やっぱり凄いわ。戦にプロなんて表現よくないけれど、ラジの動きは無駄がない。無駄がないという事は消耗も最小限だ。


ということは。


「気持ちいい!」


あ、この人今、厭らしい事考えたな。顔がまた赤いんだけど。私の剣よりもつい出した言葉に反応しているラジにちょっとムッとする。だってかなり上達したと思うのよ。勿論、剣の腕が。


一番剣道で痛いのは素人同士のやりあいである。何故か? 防具つけてますよね。でも素人さんだと打ち込んだ場所がずれるわけよ。

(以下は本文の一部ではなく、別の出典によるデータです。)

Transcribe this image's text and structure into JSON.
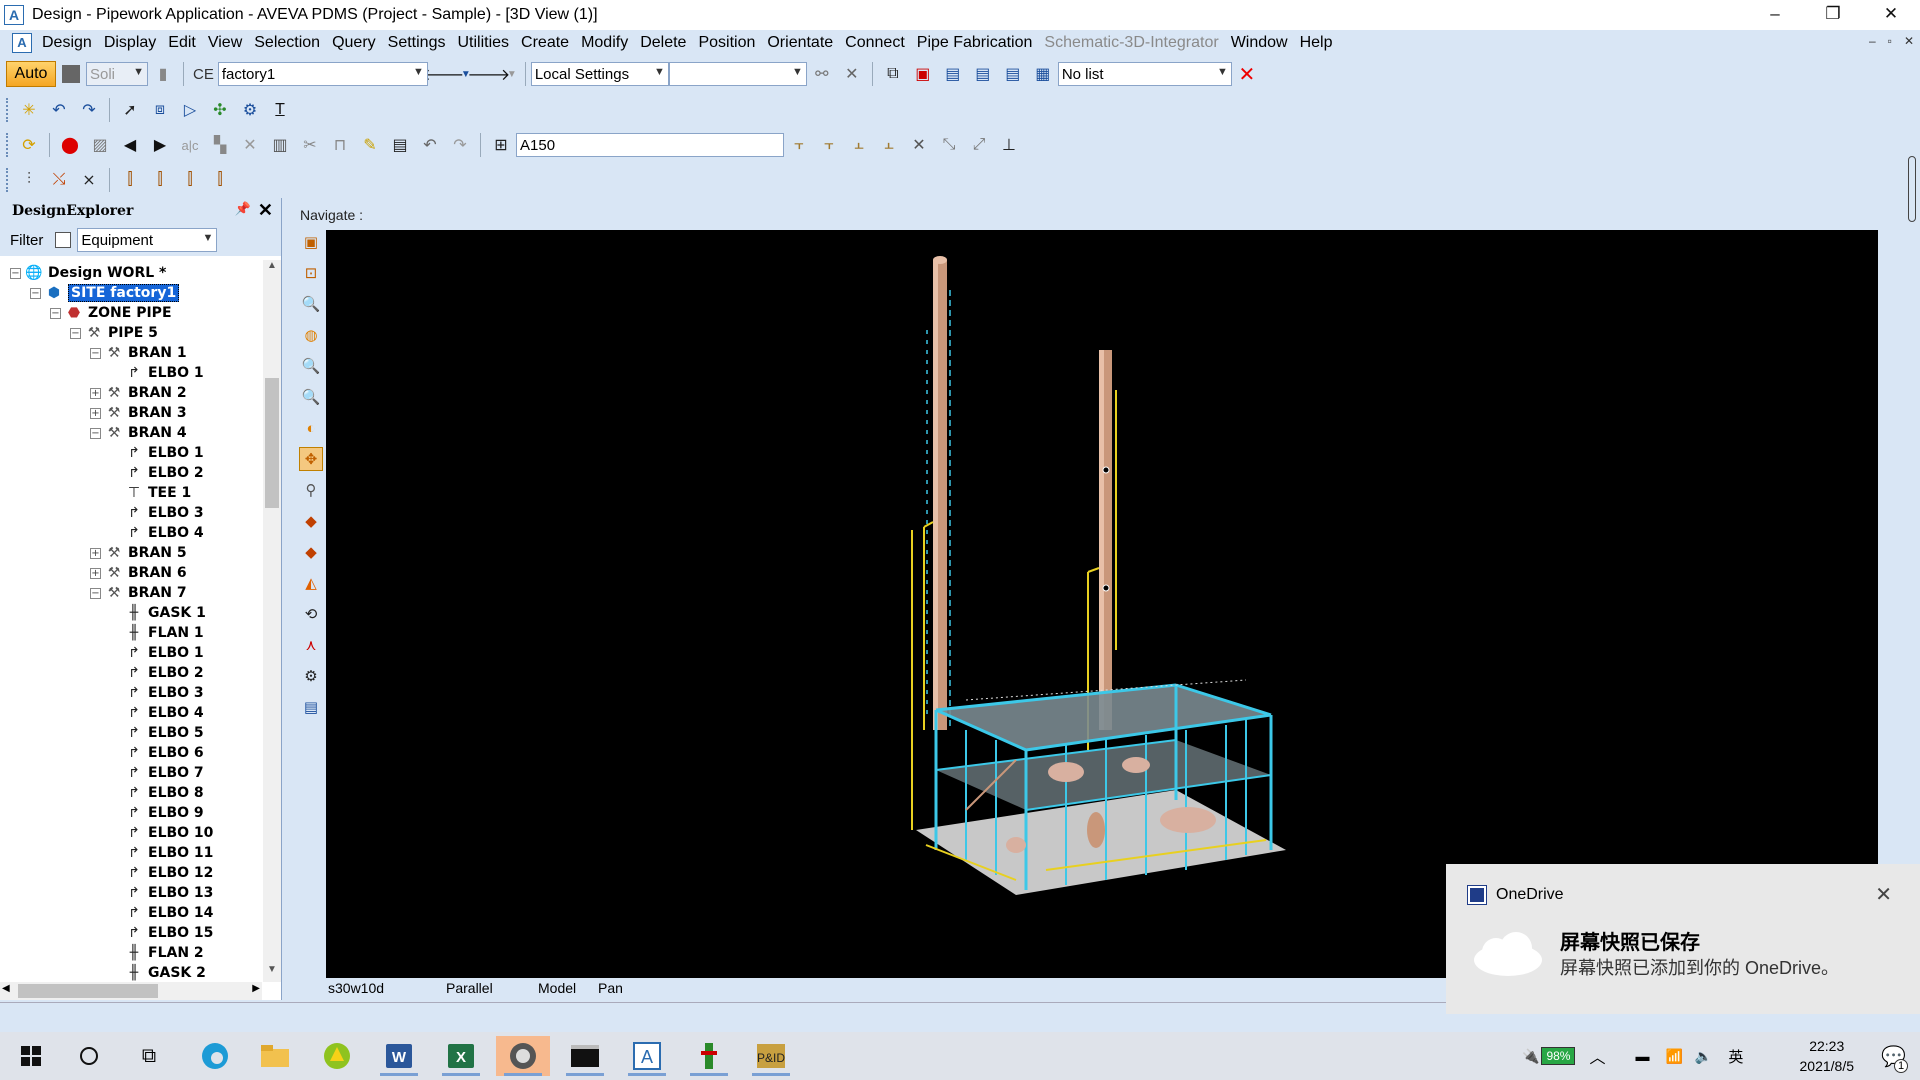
{
  "window": {
    "title": "Design - Pipework Application - AVEVA PDMS (Project - Sample) - [3D View (1)]",
    "app_icon": "A",
    "controls": [
      "–",
      "❐",
      "✕"
    ]
  },
  "menu": {
    "items": [
      "Design",
      "Display",
      "Edit",
      "View",
      "Selection",
      "Query",
      "Settings",
      "Utilities",
      "Create",
      "Modify",
      "Delete",
      "Position",
      "Orientate",
      "Connect",
      "Pipe Fabrication",
      "Schematic-3D-Integrator",
      "Window",
      "Help"
    ],
    "disabled": [
      "Schematic-3D-Integrator"
    ],
    "mdi_controls": [
      "–",
      "▫",
      "✕"
    ]
  },
  "toolbar1": {
    "auto_label": "Auto",
    "solid_value": "Soli",
    "ce_label": "CE",
    "ce_value": "factory1",
    "settings_value": "Local Settings",
    "empty_combo": "",
    "list_value": "No list"
  },
  "toolbar3": {
    "spec_value": "A150"
  },
  "explorer": {
    "title": "DesignExplorer",
    "filter_label": "Filter",
    "filter_value": "Equipment",
    "tree": [
      {
        "label": "Design WORL *",
        "level": 0,
        "toggle": "−",
        "icon": "globe"
      },
      {
        "label": "SITE factory1",
        "level": 1,
        "toggle": "−",
        "icon": "site",
        "selected": true
      },
      {
        "label": "ZONE PIPE",
        "level": 2,
        "toggle": "−",
        "icon": "zone"
      },
      {
        "label": "PIPE 5",
        "level": 3,
        "toggle": "−",
        "icon": "pipe"
      },
      {
        "label": "BRAN 1",
        "level": 4,
        "toggle": "−",
        "icon": "bran"
      },
      {
        "label": "ELBO 1",
        "level": 5,
        "toggle": "",
        "icon": "elbo"
      },
      {
        "label": "BRAN 2",
        "level": 4,
        "toggle": "+",
        "icon": "bran"
      },
      {
        "label": "BRAN 3",
        "level": 4,
        "toggle": "+",
        "icon": "bran"
      },
      {
        "label": "BRAN 4",
        "level": 4,
        "toggle": "−",
        "icon": "bran"
      },
      {
        "label": "ELBO 1",
        "level": 5,
        "toggle": "",
        "icon": "elbo"
      },
      {
        "label": "ELBO 2",
        "level": 5,
        "toggle": "",
        "icon": "elbo"
      },
      {
        "label": "TEE 1",
        "level": 5,
        "toggle": "",
        "icon": "tee"
      },
      {
        "label": "ELBO 3",
        "level": 5,
        "toggle": "",
        "icon": "elbo"
      },
      {
        "label": "ELBO 4",
        "level": 5,
        "toggle": "",
        "icon": "elbo"
      },
      {
        "label": "BRAN 5",
        "level": 4,
        "toggle": "+",
        "icon": "bran"
      },
      {
        "label": "BRAN 6",
        "level": 4,
        "toggle": "+",
        "icon": "bran"
      },
      {
        "label": "BRAN 7",
        "level": 4,
        "toggle": "−",
        "icon": "bran"
      },
      {
        "label": "GASK 1",
        "level": 5,
        "toggle": "",
        "icon": "gask"
      },
      {
        "label": "FLAN 1",
        "level": 5,
        "toggle": "",
        "icon": "gask"
      },
      {
        "label": "ELBO 1",
        "level": 5,
        "toggle": "",
        "icon": "elbo"
      },
      {
        "label": "ELBO 2",
        "level": 5,
        "toggle": "",
        "icon": "elbo"
      },
      {
        "label": "ELBO 3",
        "level": 5,
        "toggle": "",
        "icon": "elbo"
      },
      {
        "label": "ELBO 4",
        "level": 5,
        "toggle": "",
        "icon": "elbo"
      },
      {
        "label": "ELBO 5",
        "level": 5,
        "toggle": "",
        "icon": "elbo"
      },
      {
        "label": "ELBO 6",
        "level": 5,
        "toggle": "",
        "icon": "elbo"
      },
      {
        "label": "ELBO 7",
        "level": 5,
        "toggle": "",
        "icon": "elbo"
      },
      {
        "label": "ELBO 8",
        "level": 5,
        "toggle": "",
        "icon": "elbo"
      },
      {
        "label": "ELBO 9",
        "level": 5,
        "toggle": "",
        "icon": "elbo"
      },
      {
        "label": "ELBO 10",
        "level": 5,
        "toggle": "",
        "icon": "elbo"
      },
      {
        "label": "ELBO 11",
        "level": 5,
        "toggle": "",
        "icon": "elbo"
      },
      {
        "label": "ELBO 12",
        "level": 5,
        "toggle": "",
        "icon": "elbo"
      },
      {
        "label": "ELBO 13",
        "level": 5,
        "toggle": "",
        "icon": "elbo"
      },
      {
        "label": "ELBO 14",
        "level": 5,
        "toggle": "",
        "icon": "elbo"
      },
      {
        "label": "ELBO 15",
        "level": 5,
        "toggle": "",
        "icon": "elbo"
      },
      {
        "label": "FLAN 2",
        "level": 5,
        "toggle": "",
        "icon": "gask"
      },
      {
        "label": "GASK 2",
        "level": 5,
        "toggle": "",
        "icon": "gask"
      }
    ]
  },
  "view": {
    "navigate_label": "Navigate :",
    "status": [
      "s30w10d",
      "Parallel",
      "Model",
      "Pan"
    ],
    "background": "#000000"
  },
  "toast": {
    "app": "OneDrive",
    "title": "屏幕快照已保存",
    "body": "屏幕快照已添加到你的 OneDrive。",
    "close": "✕"
  },
  "taskbar": {
    "battery": "98%",
    "ime": "英",
    "time": "22:23",
    "date": "2021/8/5",
    "notification_count": "1",
    "apps": [
      "start-icon",
      "search-icon",
      "task-view-icon",
      "edge-icon",
      "explorer-icon",
      "app-icon",
      "word-icon",
      "excel-icon",
      "aveva-icon",
      "terminal-icon",
      "aveva-design-icon",
      "tool-icon",
      "pid-icon"
    ]
  },
  "colors": {
    "ui_background": "#d9e6f5",
    "selection": "#1565d8",
    "structure_cyan": "#3cc8e8",
    "column_copper": "#c9977a",
    "pipe_yellow": "#e8d020"
  }
}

当然痛い。腕は真っ赤になる。玄人さんだとなんていうか巧いのよ当て方が。でも星は飛ぶ。もうチカチカするのだ。そして夏のあの防具なんて、自分で自分を昇天させるのか? くらいしんどい。


まぁそれを越えると楽しいんだけど。ようはですね。


「ラジだと安心して剣ふりまわせる」


ギチギチという嫌な音の中、この安心感を伝えたら、綺麗な瞳が一瞬見開いた後。


「──そうか」


細めた彼に、綻んだ口許にくらりとした。そんな彼をみて思う。


もう絶対一緒に夜を過ごさないと。


軽い気持ちで流れでしていい相手じゃない。きっとラジは優しいから傷つけてしまう。


「まだよ!」


ごちゃごちゃ考える脳を切りかえるように私は、ラジに1度くらいは、神器の力を使わず尻もちをつかしてやると剣を振り上げた。